As we passed through the beautiful lanes of Sangla, we observed almost all the houses/hotels had an apple garden whether it was small or big. We could see trees loaded with apples everywhere our eyes could go. Not only apples, many other trees laden with fruits such as pears, apricots, walnuts were also abundant in Sangla. We walked by the side of the orchards to reach Bairing Nag temple which is a living example of the Kinnauri craftsmanship. The temple has a beautiful architecture inspired from Buddhist style and has beautiful wooden carvings. A little walk down the path besides the temple and there we were near the Baspa river flowing unabatingly and stealing hearts with it's clear emerald green water. The whole set up was a picturesque sight surrounded by mountains and apple orchards and a small bridge over the river with fluttering prayer flags added to it's beauty. We sat by the river enjoying it's sweet sound and eternal beauty. As sun started setting beyond the distant mountains, it was time for us to go back to the hotel and as we started walking upward, we met an elderly lady who gestured "Namaste" to us and started a nice conversation about where we came from, where we stayed and what all places we wanted to visit. It was quite surprising as we do not usually see people greeting strangers in such a warm way without having their own interest. We also met a young lady on the way who gave us an insight about the life of people in Sangla. She even invited us for a cup of tea at her house which we humbly declined as it was already late in the evening. But these two small incidents that day made me fall in love with Sangla and it's people and I understood it's not only the beauty of the place that attracts strangers in to this land of God, but also the golden hearts of it's people.

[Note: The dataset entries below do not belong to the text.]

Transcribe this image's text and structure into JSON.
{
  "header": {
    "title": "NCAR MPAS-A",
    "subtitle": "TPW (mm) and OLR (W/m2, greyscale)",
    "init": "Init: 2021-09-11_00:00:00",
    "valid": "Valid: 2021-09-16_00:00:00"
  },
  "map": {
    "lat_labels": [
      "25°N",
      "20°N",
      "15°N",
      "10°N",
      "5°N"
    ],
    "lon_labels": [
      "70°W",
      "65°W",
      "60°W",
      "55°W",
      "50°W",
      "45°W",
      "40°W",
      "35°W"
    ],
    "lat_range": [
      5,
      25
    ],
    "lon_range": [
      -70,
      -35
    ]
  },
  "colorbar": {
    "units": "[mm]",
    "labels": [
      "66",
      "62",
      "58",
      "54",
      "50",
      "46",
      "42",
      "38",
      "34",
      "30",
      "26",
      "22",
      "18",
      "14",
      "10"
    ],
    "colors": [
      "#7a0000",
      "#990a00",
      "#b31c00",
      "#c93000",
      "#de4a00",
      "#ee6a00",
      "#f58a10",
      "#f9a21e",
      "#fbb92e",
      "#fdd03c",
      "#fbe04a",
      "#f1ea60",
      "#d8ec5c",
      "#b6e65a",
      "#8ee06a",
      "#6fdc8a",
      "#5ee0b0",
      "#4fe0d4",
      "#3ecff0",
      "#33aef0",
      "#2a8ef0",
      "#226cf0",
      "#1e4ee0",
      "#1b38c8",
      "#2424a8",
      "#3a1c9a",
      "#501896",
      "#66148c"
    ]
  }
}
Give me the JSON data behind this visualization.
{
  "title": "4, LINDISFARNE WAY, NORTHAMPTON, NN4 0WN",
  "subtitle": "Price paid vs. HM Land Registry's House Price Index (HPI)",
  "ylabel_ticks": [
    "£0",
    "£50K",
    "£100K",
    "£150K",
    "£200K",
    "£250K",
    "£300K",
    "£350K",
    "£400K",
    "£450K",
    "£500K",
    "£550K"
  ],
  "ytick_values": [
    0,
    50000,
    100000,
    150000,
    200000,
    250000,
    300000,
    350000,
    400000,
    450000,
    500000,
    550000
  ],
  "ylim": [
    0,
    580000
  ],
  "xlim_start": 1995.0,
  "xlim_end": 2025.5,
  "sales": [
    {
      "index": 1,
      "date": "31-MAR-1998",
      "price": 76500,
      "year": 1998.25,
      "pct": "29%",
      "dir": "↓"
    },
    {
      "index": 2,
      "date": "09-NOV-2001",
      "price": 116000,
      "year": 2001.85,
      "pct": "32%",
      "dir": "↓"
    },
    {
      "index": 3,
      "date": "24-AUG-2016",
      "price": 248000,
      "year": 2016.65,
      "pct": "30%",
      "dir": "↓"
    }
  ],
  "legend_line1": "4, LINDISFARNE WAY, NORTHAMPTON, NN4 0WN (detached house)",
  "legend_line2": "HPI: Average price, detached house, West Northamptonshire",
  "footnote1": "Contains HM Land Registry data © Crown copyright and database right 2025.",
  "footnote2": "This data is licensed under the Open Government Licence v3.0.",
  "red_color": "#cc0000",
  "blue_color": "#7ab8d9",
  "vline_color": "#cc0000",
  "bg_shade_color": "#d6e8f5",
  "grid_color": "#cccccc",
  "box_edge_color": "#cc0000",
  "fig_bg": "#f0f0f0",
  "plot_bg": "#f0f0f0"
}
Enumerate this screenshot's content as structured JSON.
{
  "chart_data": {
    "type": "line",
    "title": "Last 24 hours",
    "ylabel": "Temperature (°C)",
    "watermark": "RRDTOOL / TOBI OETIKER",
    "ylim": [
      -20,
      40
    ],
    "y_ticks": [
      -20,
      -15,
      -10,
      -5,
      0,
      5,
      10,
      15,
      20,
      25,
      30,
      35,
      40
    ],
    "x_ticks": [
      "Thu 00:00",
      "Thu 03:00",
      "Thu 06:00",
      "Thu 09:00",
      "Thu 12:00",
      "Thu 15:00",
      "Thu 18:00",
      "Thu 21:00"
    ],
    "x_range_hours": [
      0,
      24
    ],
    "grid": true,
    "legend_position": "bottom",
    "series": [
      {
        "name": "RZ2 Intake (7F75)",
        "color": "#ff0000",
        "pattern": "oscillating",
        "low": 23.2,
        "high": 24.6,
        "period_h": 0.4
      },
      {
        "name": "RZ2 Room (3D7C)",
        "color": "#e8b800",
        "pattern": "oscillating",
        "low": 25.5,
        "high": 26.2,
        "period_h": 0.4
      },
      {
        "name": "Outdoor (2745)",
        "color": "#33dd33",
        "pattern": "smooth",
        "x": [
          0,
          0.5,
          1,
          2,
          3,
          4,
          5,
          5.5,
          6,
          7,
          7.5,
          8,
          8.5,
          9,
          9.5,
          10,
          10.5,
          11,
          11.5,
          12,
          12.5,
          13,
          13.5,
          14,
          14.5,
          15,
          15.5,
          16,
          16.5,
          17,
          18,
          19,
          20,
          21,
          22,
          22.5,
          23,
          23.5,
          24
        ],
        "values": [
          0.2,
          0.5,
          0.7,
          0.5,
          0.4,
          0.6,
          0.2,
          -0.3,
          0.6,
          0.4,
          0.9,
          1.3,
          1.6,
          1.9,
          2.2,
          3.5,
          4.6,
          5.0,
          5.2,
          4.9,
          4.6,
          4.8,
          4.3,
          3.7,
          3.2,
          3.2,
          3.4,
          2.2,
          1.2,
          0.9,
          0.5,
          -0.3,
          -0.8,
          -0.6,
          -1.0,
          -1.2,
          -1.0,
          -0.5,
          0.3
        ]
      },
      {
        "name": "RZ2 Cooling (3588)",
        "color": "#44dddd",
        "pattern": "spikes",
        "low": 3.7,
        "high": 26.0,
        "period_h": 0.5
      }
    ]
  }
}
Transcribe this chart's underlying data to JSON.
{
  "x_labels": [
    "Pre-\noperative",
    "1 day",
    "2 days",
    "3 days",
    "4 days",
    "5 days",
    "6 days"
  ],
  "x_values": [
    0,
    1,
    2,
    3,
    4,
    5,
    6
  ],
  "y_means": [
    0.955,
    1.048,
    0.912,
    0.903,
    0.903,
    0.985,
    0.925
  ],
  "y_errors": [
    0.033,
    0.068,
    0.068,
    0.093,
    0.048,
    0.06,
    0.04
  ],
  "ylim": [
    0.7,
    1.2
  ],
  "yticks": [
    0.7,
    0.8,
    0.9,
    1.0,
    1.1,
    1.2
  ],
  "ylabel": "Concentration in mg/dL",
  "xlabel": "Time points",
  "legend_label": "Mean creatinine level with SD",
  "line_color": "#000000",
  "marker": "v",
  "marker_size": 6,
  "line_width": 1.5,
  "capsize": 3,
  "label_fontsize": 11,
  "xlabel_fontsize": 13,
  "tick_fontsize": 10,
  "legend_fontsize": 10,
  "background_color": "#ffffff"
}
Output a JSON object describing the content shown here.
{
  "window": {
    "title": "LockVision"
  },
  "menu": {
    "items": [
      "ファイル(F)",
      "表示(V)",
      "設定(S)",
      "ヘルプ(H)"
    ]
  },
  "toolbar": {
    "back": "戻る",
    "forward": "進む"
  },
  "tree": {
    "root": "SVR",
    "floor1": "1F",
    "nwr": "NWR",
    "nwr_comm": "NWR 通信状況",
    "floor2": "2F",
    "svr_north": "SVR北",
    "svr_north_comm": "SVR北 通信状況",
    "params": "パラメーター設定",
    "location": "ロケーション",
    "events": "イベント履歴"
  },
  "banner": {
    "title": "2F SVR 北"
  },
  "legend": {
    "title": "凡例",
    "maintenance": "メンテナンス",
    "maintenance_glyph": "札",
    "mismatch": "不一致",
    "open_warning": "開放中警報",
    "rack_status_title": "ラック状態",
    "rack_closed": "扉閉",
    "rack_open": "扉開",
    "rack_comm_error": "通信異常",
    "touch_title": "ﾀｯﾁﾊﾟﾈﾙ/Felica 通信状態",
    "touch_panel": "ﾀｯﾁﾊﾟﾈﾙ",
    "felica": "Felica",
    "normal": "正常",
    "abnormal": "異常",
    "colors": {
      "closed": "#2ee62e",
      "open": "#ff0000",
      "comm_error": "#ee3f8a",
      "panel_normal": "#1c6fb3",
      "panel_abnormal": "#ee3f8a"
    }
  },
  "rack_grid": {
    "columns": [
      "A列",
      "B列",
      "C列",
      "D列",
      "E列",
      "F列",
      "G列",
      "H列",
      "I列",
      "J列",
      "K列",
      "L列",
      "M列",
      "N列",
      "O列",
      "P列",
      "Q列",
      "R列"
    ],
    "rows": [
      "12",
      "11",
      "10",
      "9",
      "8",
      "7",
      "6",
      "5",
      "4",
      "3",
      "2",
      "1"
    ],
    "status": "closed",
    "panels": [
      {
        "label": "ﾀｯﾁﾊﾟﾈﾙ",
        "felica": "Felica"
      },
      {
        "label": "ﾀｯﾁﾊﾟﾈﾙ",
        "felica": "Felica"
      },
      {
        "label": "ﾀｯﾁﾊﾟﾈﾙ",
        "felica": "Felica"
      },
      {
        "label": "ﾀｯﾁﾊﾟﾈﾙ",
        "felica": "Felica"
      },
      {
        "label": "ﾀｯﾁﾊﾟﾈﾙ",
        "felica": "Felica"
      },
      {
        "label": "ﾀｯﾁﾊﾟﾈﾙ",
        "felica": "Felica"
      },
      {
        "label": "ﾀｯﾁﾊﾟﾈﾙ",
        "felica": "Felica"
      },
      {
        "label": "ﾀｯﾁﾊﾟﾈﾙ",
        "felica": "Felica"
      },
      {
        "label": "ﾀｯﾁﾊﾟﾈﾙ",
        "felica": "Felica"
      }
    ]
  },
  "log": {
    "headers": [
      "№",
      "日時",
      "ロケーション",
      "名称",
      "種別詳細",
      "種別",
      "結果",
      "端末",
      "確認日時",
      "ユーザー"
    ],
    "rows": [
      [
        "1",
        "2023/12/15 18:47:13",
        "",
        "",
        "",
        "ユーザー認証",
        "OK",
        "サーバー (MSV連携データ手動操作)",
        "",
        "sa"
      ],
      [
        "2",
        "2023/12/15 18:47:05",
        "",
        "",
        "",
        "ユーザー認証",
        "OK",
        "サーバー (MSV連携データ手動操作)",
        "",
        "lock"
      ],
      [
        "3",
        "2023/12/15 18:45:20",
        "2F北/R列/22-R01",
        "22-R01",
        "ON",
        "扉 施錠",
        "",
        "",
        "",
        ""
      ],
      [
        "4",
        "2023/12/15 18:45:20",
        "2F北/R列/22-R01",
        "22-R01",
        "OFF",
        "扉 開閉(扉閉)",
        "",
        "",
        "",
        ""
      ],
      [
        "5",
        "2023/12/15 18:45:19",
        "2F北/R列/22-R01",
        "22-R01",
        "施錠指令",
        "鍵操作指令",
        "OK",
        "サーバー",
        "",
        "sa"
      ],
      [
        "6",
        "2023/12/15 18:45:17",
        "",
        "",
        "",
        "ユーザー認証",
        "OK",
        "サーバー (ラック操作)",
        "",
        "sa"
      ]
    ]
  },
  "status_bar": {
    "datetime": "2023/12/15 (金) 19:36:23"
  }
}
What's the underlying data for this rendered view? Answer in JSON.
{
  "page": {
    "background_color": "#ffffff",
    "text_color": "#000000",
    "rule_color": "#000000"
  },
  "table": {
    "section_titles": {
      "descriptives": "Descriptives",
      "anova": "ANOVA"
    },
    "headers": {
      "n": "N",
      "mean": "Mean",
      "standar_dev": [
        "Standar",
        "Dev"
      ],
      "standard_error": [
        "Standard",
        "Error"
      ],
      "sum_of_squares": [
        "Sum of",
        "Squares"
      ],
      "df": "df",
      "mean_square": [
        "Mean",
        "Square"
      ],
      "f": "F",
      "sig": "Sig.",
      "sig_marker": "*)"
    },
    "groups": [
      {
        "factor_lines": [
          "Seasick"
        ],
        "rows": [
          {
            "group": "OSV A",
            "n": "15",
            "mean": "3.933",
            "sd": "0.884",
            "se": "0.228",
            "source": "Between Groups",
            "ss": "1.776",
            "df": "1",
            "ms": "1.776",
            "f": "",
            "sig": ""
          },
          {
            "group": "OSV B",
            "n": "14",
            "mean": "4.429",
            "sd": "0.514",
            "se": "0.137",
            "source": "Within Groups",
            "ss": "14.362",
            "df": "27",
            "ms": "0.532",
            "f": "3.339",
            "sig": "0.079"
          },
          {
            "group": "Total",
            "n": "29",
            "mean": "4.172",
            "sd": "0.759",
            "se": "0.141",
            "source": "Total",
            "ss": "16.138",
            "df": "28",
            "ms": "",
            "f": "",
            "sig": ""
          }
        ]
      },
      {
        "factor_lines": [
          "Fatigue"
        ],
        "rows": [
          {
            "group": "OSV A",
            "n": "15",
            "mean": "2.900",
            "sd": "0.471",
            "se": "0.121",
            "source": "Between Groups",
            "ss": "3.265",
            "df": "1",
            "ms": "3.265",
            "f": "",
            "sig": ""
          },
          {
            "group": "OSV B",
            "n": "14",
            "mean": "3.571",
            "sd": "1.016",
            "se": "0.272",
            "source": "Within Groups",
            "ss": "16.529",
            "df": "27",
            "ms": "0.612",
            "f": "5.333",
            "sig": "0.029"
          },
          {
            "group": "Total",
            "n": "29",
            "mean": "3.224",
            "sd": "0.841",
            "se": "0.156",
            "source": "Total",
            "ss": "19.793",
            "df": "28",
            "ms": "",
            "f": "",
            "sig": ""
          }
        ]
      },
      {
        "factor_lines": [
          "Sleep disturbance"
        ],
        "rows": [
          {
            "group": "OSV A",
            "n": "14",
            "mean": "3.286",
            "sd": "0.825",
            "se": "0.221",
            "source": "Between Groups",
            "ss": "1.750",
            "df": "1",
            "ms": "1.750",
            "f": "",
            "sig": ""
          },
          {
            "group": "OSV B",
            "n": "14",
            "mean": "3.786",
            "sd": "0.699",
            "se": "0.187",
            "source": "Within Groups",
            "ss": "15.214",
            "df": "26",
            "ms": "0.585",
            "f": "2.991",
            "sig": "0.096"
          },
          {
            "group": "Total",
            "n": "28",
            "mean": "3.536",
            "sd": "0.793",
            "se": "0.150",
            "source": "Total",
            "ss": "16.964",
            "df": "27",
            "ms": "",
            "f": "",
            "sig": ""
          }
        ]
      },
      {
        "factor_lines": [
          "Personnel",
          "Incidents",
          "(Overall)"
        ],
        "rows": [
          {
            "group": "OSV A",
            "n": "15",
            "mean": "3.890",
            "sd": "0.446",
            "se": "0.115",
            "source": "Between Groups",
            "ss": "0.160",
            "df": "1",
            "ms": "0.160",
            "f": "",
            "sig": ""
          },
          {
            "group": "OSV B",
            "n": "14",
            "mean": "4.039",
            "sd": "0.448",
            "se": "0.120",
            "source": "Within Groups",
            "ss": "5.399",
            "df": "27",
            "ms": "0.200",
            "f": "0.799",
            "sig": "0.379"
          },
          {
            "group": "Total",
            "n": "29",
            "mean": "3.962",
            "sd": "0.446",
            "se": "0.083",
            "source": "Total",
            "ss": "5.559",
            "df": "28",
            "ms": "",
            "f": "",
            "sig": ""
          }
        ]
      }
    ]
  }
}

Next morning after breakfast we started for Chhitkul which is around 25 kilometers from Sangla, but the road condition makes it a journey of around 1 and half hours by car. Chhitkul always seemed interesting to me being the last inhabited village of Indo Tibet border and having a dhaba which claimed to be the last dhaba of India named "Hindustan Ka Akhri Dhaba". All through the journey the mountains with yellow patches of trees, beautiful valleys with patches of pink, vast apple gardens loaded with apples, wild flowers peeking out of the gaps in between the stones and herds of sheep passing through were enough to keep us engrossed. Chhitkul looked amazingly beautiful and looked like a valley from Switzerland. One of my friends had truly said, had Yashraj films tried to explore this part of India, they would not have gone so far to Switzerland to shoot for the famous movie DDLJ. Chhitkul is a small village with traditional houses and a few shops one of which sells the best coffee I ever tasted in my life. Chhitkul mainly boasts of a valley surrounded by snow capped mountains with Baspa river passing through it and is probably the best place to witness various colors of nature. The yellow and pink colored shrubs or the moss covered ground, the trees with yellow leaves or the crystal clear water of the Baspa river, everything makes it a coveted place for nature lovers. We sat by the side of the river for sometime wondering how beautiful a place could be which makes us forget everything else and connects us to the the greater soul so easily. On the way back, we stopped at Rakhcham for lunch which too is a beautiful village in between Sangla and Chhitkul. Many people opt to stay here instead of Sangla for it's isolation from the crowd and the amazing views. Rakhcham too has a picturesque valley and in case you have time you could trek through the forest from Rakhcham to Sangla which I am sure must be a great experience.

Next morning we visited Kamru fort which is one of the oldest forts of Himachal having a tower like structure mainly built with stones and wood. It took us around 20-25 minutes to reach the fort through a steep set of steps that looked unending at a point and after such a tiresome journey it was quite disappointing to know that entry was not permitted to the main fort. So we visited the Kamakshya Devi temple in the fort premise and came back to proceed to our next destination. Sangla was beautiful for it's stunning views, it's majestic mountains, it's apple orchards and moreover it's welcoming people and in the 1st visit it surely made an entry to a very special corner of my heart.